The committee voted 9-6 in favor of bringing the bill for its first of three plenum votes, which was expected to be held this coming Monday.
The committee’s legal adviser Eyal Lev Ari said changes had been introduced in the bill’s text that would allow for some Knesset oversight over ministerial picks.
According to the revised version, the opposition’s largest faction will be able to demand a separate plenum vote to approve up to a quarter of the incoming ministers, if there is a doubt that they meet the legal criteria.

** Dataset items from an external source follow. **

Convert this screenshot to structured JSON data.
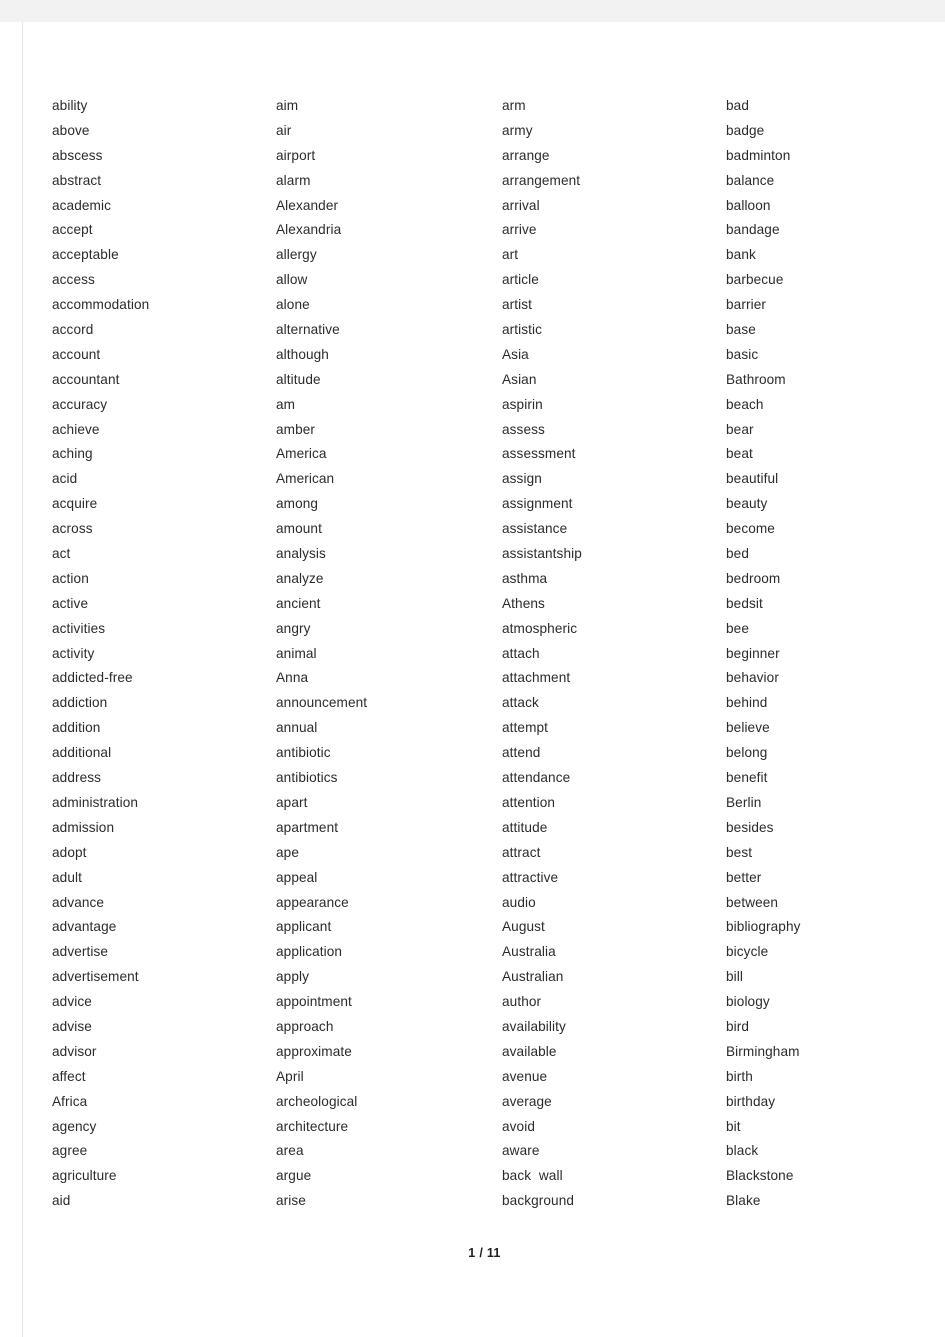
{
  "document": {
    "page_indicator": "1 / 11",
    "columns": [
      {
        "name": "column-1",
        "words": [
          "ability",
          "above",
          "abscess",
          "abstract",
          "academic",
          "accept",
          "acceptable",
          "access",
          "accommodation",
          "accord",
          "account",
          "accountant",
          "accuracy",
          "achieve",
          "aching",
          "acid",
          "acquire",
          "across",
          "act",
          "action",
          "active",
          "activities",
          "activity",
          "addicted-free",
          "addiction",
          "addition",
          "additional",
          "address",
          "administration",
          "admission",
          "adopt",
          "adult",
          "advance",
          "advantage",
          "advertise",
          "advertisement",
          "advice",
          "advise",
          "advisor",
          "affect",
          "Africa",
          "agency",
          "agree",
          "agriculture",
          "aid"
        ]
      },
      {
        "name": "column-2",
        "words": [
          "aim",
          "air",
          "airport",
          "alarm",
          "Alexander",
          "Alexandria",
          "allergy",
          "allow",
          "alone",
          "alternative",
          "although",
          "altitude",
          "am",
          "amber",
          "America",
          "American",
          "among",
          "amount",
          "analysis",
          "analyze",
          "ancient",
          "angry",
          "animal",
          "Anna",
          "announcement",
          "annual",
          "antibiotic",
          "antibiotics",
          "apart",
          "apartment",
          "ape",
          "appeal",
          "appearance",
          "applicant",
          "application",
          "apply",
          "appointment",
          "approach",
          "approximate",
          "April",
          "archeological",
          "architecture",
          "area",
          "argue",
          "arise"
        ]
      },
      {
        "name": "column-3",
        "words": [
          "arm",
          "army",
          "arrange",
          "arrangement",
          "arrival",
          "arrive",
          "art",
          "article",
          "artist",
          "artistic",
          "Asia",
          "Asian",
          "aspirin",
          "assess",
          "assessment",
          "assign",
          "assignment",
          "assistance",
          "assistantship",
          "asthma",
          "Athens",
          "atmospheric",
          "attach",
          "attachment",
          "attack",
          "attempt",
          "attend",
          "attendance",
          "attention",
          "attitude",
          "attract",
          "attractive",
          "audio",
          "August",
          "Australia",
          "Australian",
          "author",
          "availability",
          "available",
          "avenue",
          "average",
          "avoid",
          "aware",
          "back  wall",
          "background"
        ]
      },
      {
        "name": "column-4",
        "words": [
          "bad",
          "badge",
          "badminton",
          "balance",
          "balloon",
          "bandage",
          "bank",
          "barbecue",
          "barrier",
          "base",
          "basic",
          "Bathroom",
          "beach",
          "bear",
          "beat",
          "beautiful",
          "beauty",
          "become",
          "bed",
          "bedroom",
          "bedsit",
          "bee",
          "beginner",
          "behavior",
          "behind",
          "believe",
          "belong",
          "benefit",
          "Berlin",
          "besides",
          "best",
          "better",
          "between",
          "bibliography",
          "bicycle",
          "bill",
          "biology",
          "bird",
          "Birmingham",
          "birth",
          "birthday",
          "bit",
          "black",
          "Blackstone",
          "Blake"
        ]
      }
    ]
  },
  "colors": {
    "page_background": "#ffffff",
    "chrome_background": "#f2f2f2",
    "text": "#2b2b2b",
    "border": "#e3e3e3"
  }
}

Additionally, 40 lawmakers will be able to file a demand to oust an individual minister — which must then be approved by the House Committee and by a majority of lawmakers — and 40 MKs will also have the power to call a plenum session in which the prime minister would be compelled to respond to arguments against a specific appointment and explain why it is legal. The designated minister will also be allowed to respond during such a session.
Another change that was introduced is aimed at curbing judicial oversight over appointments of deputy ministers.
During the committee discussion, Lev Ari said that the fact that the law would go into immediate effect creates legal difficulties since it would be viewed as tailored for a specific individual, increasing the chances of the High Court striking it down over “misuse of the Knesset’s authority.” However, he said he couldn’t unequivocally say the bill crosses that line.
The Knesset’s legal adviser, Sagit Afik, said she wasn’t convinced the added measures solve the legal difficulties, “but they increase transparency and the Knesset’s oversight and this could be welcome.” She also said she wasn’t convinced it was right to include appointments of deputy ministers in the updated bill.
The legal advisers, as well as opposition lawmakers, said an adequate change to make the bill balanced would be to include a clause saying the law will enter effect at a future date, such as the next Knesset.
During the discussion, Labor MK Efrat Rayten said that “this law being filed after the latest [High Court] ruling makes it impossible to disconnect and claim this isn’t personally tailored legislation. It is clear that this is a personal law.”
Yisrael Beytenu MK Yulia Malinovsky said that even with the new changes, “there is a mechanism here for the government to do whatever they want anyway.” She said there was “no public support” for the law, calling it “an utter insult to the intelligence of Israel’s citizens.”
“Let it go. Deri won’t be a minister,” Malinovsky said.
Several weeks ago, before the preliminary reading, Justice Minister Yariv Levin, a co-architect of the coalition’s plan to greatly expand the executive branch’s power by removing judicial checks, said “not everything should be judicable,” adding that the court’s current ability to review appointments “is a problem of taking power without responsibility,” and “he who has the authority bears the responsibility.”
An amendment to the quasi-constitutional Basic Law: The Government, the bill establishes that: “There will be no judicial review by judicial court regarding any matter related to or arising from the appointment of a minister and his removal from office, with the exception of compliance with the eligibility conditions set forth in section 6” in the same law.
In December, the coalition pushed through a change to the same Basic Law: The Government to smooth Deri’s initial appointment, following his 2022 suspended sentence for tax offenses.
Seeking to avoid a ruling by the Central Elections Committee on whether Deri’s conviction carried “moral turpitude,” a determination that would have blocked him from political office for seven years, the coalition changed the law’s language to apply the fitness test only to custodial sentences.
In addition to his January 2022 conviction for tax fraud, Deri served prison time for a 1999 bribery conviction related to his conduct while a minister, and was also convicted again in 2003. In its explosive January 2022 ruling, the High Court said Netanyahu’s decision to appoint a convicted financial criminal as minister in charge of the large Health Ministry and Interior Ministry budgets was “unreasonable in the extreme.”
The court also ruled that the principle of estoppel barred Deri from ministerial office, because in his January 2022 plea bargain he gave the Jerusalem Magistrate’s Court the impression he was quitting politics permanently in order to secure the deal.
Deri denies that he ever committed to permanently retiring from political life.
Carrie Keller-Lynn contributed to this report.